Por Idálio Revez, in Jornal Público
Cavaco Silva admite que o momento é dramático, mas apela aos portugueses para não "cederem à tentação do desalento"
A situação que Portugal atravessa é dramática. Isto mesmo foi enfatizado ontem pelo Presidente da República, que, no discurso de encerramento das comemorações do Dia de Portugal, de Camões e das Comunidades Portuguesas, realizadas em Faro, classificou o actual momento como "insustentável".
Evocando anteriores discursos, nomeadamente o que proferiu na mensagem de Ano Novo, no qual já chamava a atenção para as dificuldades que se avizinhavam, Cavaco Silva afirmou: "Não escondo, como nunca escondi, a real dimensão do desafio que temos entre mãos. (...) Como avisei na altura devida, chegámos a uma situação insustentável". E o momento, dominado pela crise, exige explicações. "Quanto mais se pedir ao povo, mais o povo exigirá dos que o governam", afirmou, num claro alerta para o Governo. Mas não só. O apelo dirigia-se também ao PSD, que negociou com o executivo uma série de medidas de austeridade.

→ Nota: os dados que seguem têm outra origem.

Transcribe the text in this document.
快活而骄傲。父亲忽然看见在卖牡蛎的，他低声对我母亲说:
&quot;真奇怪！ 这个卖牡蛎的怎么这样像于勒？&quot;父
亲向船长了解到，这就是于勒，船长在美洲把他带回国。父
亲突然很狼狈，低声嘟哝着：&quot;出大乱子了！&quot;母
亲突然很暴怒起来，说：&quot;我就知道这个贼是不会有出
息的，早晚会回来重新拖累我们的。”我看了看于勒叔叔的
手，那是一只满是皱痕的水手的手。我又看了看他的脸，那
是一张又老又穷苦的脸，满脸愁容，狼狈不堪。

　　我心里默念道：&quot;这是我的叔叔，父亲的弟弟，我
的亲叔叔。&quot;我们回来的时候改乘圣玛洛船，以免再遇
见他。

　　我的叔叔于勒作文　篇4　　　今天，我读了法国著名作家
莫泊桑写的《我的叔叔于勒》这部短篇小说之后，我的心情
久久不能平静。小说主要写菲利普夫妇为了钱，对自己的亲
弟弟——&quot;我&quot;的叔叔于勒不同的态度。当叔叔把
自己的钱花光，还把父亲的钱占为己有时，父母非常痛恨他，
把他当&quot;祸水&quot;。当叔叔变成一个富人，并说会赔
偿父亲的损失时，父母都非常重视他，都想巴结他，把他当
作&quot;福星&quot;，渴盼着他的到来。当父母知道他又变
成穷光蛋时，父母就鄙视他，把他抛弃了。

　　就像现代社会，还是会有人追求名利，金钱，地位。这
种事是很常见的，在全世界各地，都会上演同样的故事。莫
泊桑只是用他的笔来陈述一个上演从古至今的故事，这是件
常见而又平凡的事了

No Teatro das Figuras, tendo a seu lado os mais altos representantes do Estado - presidente da Assembleia da República, primeiro-ministro e presidentes do Supremo Tribunal de Justiça e Tribunal Constitucional -, Cavaco sublinhou que os sacrifícios que são pedidos aos portugueses "têm de ser repartidos de forma equitativa e justa e, mais do que isso, têm de possuir um sentido claro e transparente, que todos compreendam".
Num tempo em que "as famílias fazem contas à vida", a "coesão nacional" é um imperativo. E reforçou este apelo notando que, "se o horizonte que avistamos é de dificuldades e de incertezas, mais razões temos para nos unirmos".

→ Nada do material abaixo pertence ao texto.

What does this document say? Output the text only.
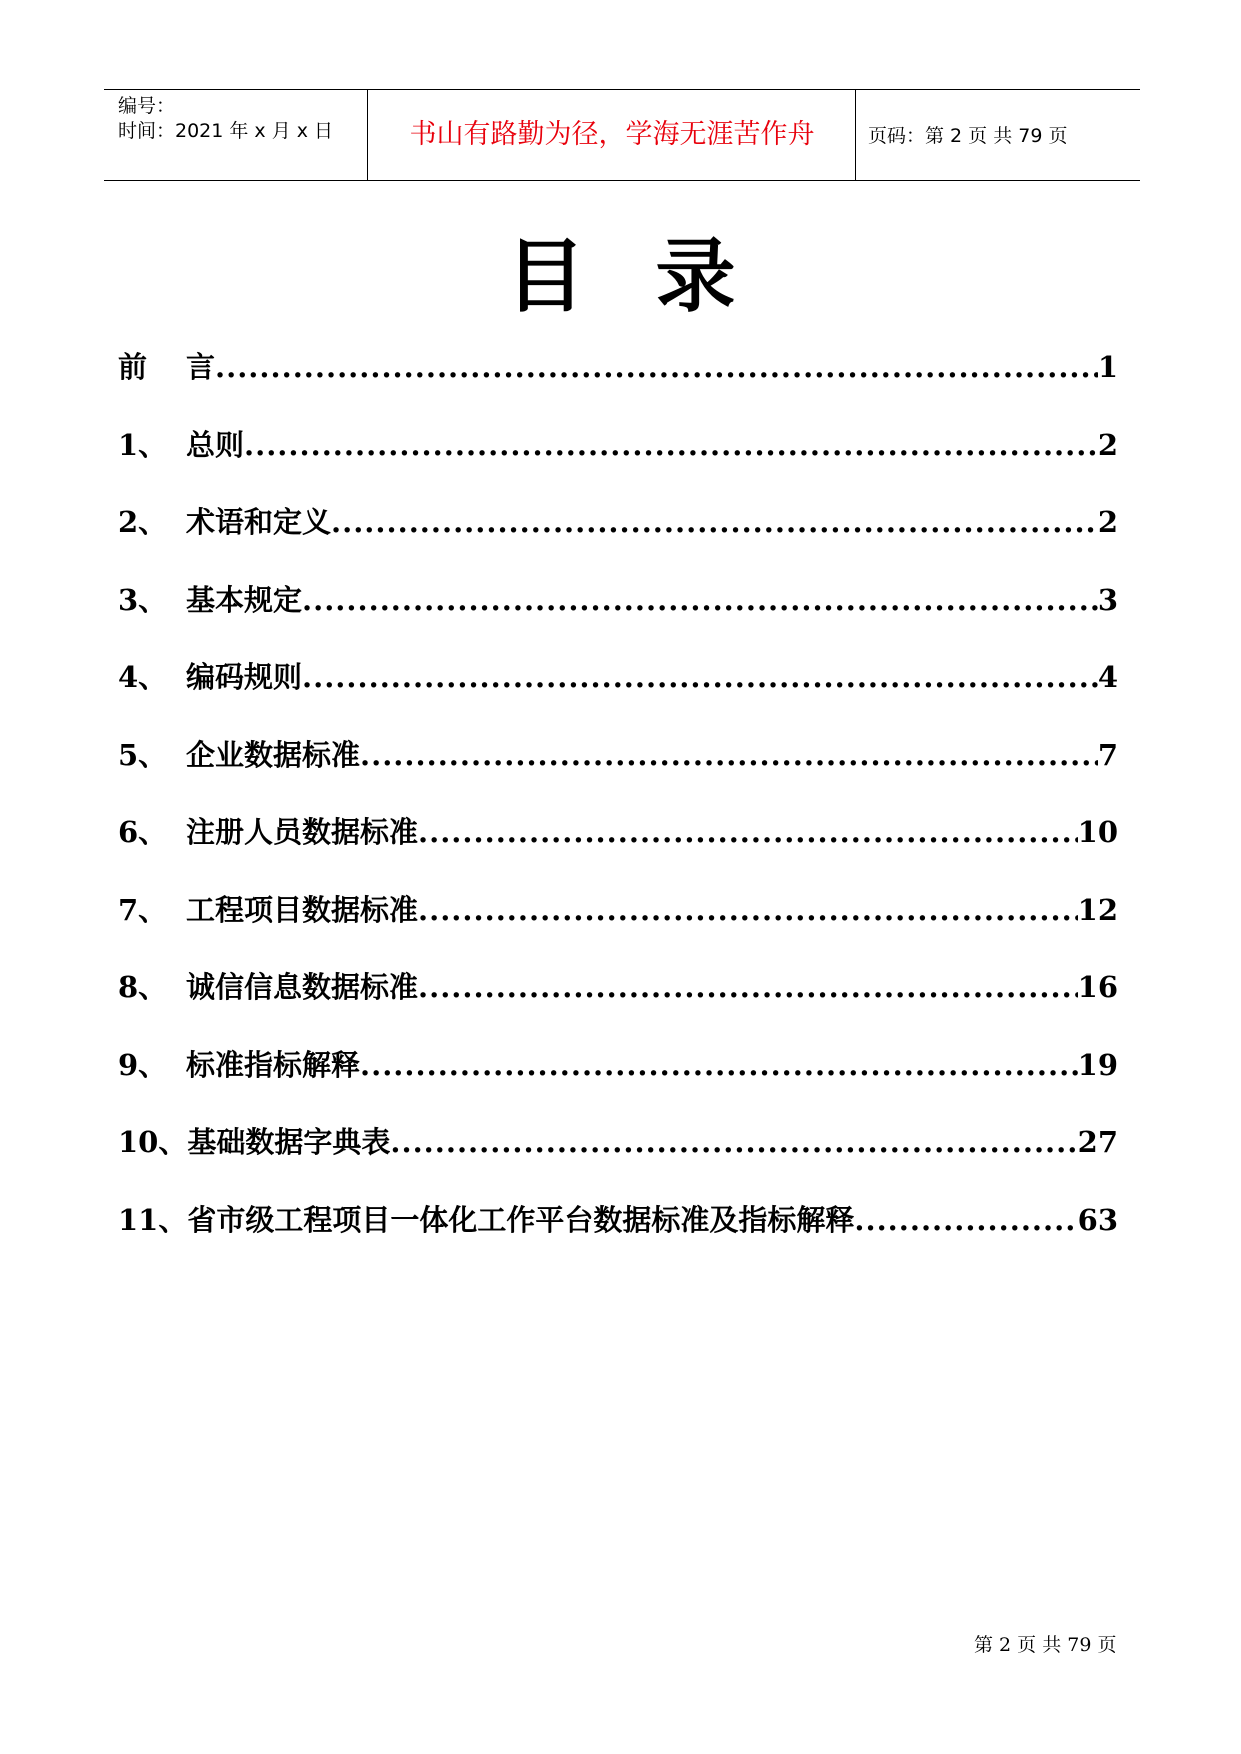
编号：
时间：2021 年 x 月 x 日	书山有路勤为径，学海无涯苦作舟	页码：第 2 页 共 79 页
目录
前	言 .....	1
1、 总则 .....	2
2、 术语和定义 .....	2
3、 基本规定 .....	3
4、 编码规则 .....	4
5、 企业数据标准 .....	7
6、 注册人员数据标准 .....	10
7、 工程项目数据标准 .....	12
8、 诚信信息数据标准 .....	16
9、 标准指标解释 .....	19
10、 基础数据字典表 .....	27
11、 省市级工程项目一体化工作平台数据标准及指标解释 .....	63
第 2 页 共 79 页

Perante um país em que "muitos portugueses temem pelo seu emprego, muitos dos que estão desempregados receiam não voltar a encontrar trabalho, e os jovens interrogam-se sobre o seu futuro", o Presidente defendeu que os portugueses não podem "ceder à tentação do desalento".
Apesar de admitir que "pela frente temos grandes trabalhos, enormes tarefas e inevitáveis sacrifícios", Cavaco acredita que o país conseguirá ultrapassar todas as dificuldades. Foi isso mesmo que quis transmitir ao evocar o passado: "Não foi fácil chegar ao dia de hoje, ao Dia de Portugal. Só o conseguimos porque quisemos ser livres, independentes, senhores do nosso destino. Ninguém nos ensina a ser livres."

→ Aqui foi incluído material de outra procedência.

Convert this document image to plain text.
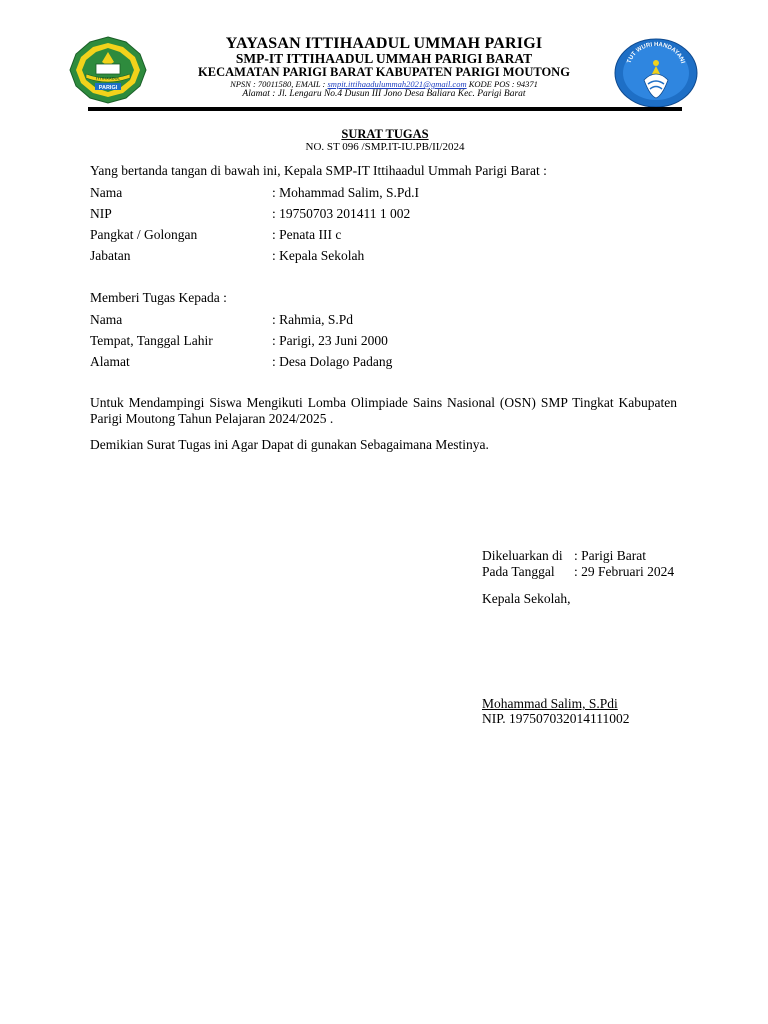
ITTIHAADUL
PARIGI
YAYASAN ITTIHAADUL UMMAH PARIGI
SMP-IT ITTIHAADUL UMMAH PARIGI BARAT
KECAMATAN PARIGI BARAT KABUPATEN PARIGI MOUTONG
NPSN : 70011580, EMAIL : smpit.ittihaadulummah2021@gmail.com KODE POS : 94371
Alamat : Jl. Lengaru No.4 Dusun III Jono Desa Baliara Kec. Parigi Barat
TUT WURI HANDAYANI
SURAT TUGAS
NO. ST 096 /SMP.IT-IU.PB/II/2024
Yang bertanda tangan di bawah ini, Kepala SMP-IT Ittihaadul Ummah Parigi Barat :
Nama	: Mohammad Salim, S.Pd.I
NIP	: 19750703 201411 1 002
Pangkat / Golongan	: Penata III c
Jabatan	: Kepala Sekolah
Memberi Tugas Kepada :
Nama	: Rahmia, S.Pd
Tempat, Tanggal Lahir	: Parigi, 23 Juni 2000
Alamat	: Desa Dolago Padang
Untuk Mendampingi Siswa Mengikuti Lomba Olimpiade Sains Nasional (OSN) SMP Tingkat Kabupaten Parigi Moutong Tahun Pelajaran 2024/2025 .
Demikian Surat Tugas ini Agar Dapat di gunakan Sebagaimana Mestinya.
Dikeluarkan di : Parigi Barat
Pada Tanggal : 29 Februari 2024
Kepala Sekolah,
Mohammad Salim, S.Pdi
NIP. 197507032014111002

É no "espírito de indomável vontade de querermos continuar a ser como somos" que se fundam as raízes para dar a volta às dificuldades presentes, argumentou.
Esta foi a parte do discurso que José Sócrates achou mais significativa: "O mais importante foi o apelo à unidade, à concertação social, apelo ao entendimento entre empresários e trabalhadores, julgo que esse é o aspecto mais dominante."
Contudo, esta concordância não se estendeu a outros momentos do discurso. Questionado sobre as considerações do Presidente acerca da "situação insustentável" do país, o chefe do Governo recusou essa interpretação, optando por falar em "dificuldade".
"Não estamos numa situação insustentável. Estamos numa situação de dificuldade como estão os outros países europeus", justificou. Sobre o apelo de Cavaco para uma repartição equitativa dos sacrifícios, Sócrates frisou que "é exactamente isso" que está a ser feito pelo seu executivo. Um dos princípios do Pacto de Estabilidade e Crescimento, acrescentou, "foi justamente a ideia de que era preciso distribuir com equidade por todos os grupos sociais os esforços que vamos fazer".
Antes da cerimónia de condecorações, Cavaco atentou no papel das Forças Armadas e no contexto em que Portugal "deve cumprir a sua quota-parte na segurança internacional, na prevenção do crescimento das ameaças transnacionais e na defesa de valores universais".
O chefe de Estado destacou uma actividade relacionada com a cooperação técnico-militar com os países africanos de língua oficial portuguesa e com Timor-Leste. Nas últimas duas décadas, exemplificou, 5721 quadros militares de países de língua portuguesa foram formados em Portugal.
Este ano, o desfile militar, por causa da contenção de despesas, contou com menos 30 por cento de número de tropas e equipamentos. Pela primeira vez, a parada integrou mais de uma centena de antigos combatentes (ver texto nesta página). Cavaco Silva dirigiu-lhes uma "saudação especial" e enalteceu o papel que desempenharam na Guerra Colonial: "O país que ambicionamos não pode deixar de ser um país com memória e respeito profundo pelos que deram o melhor da sua vida ao serviço e se sacrificaram nos mais variados teatros de operações."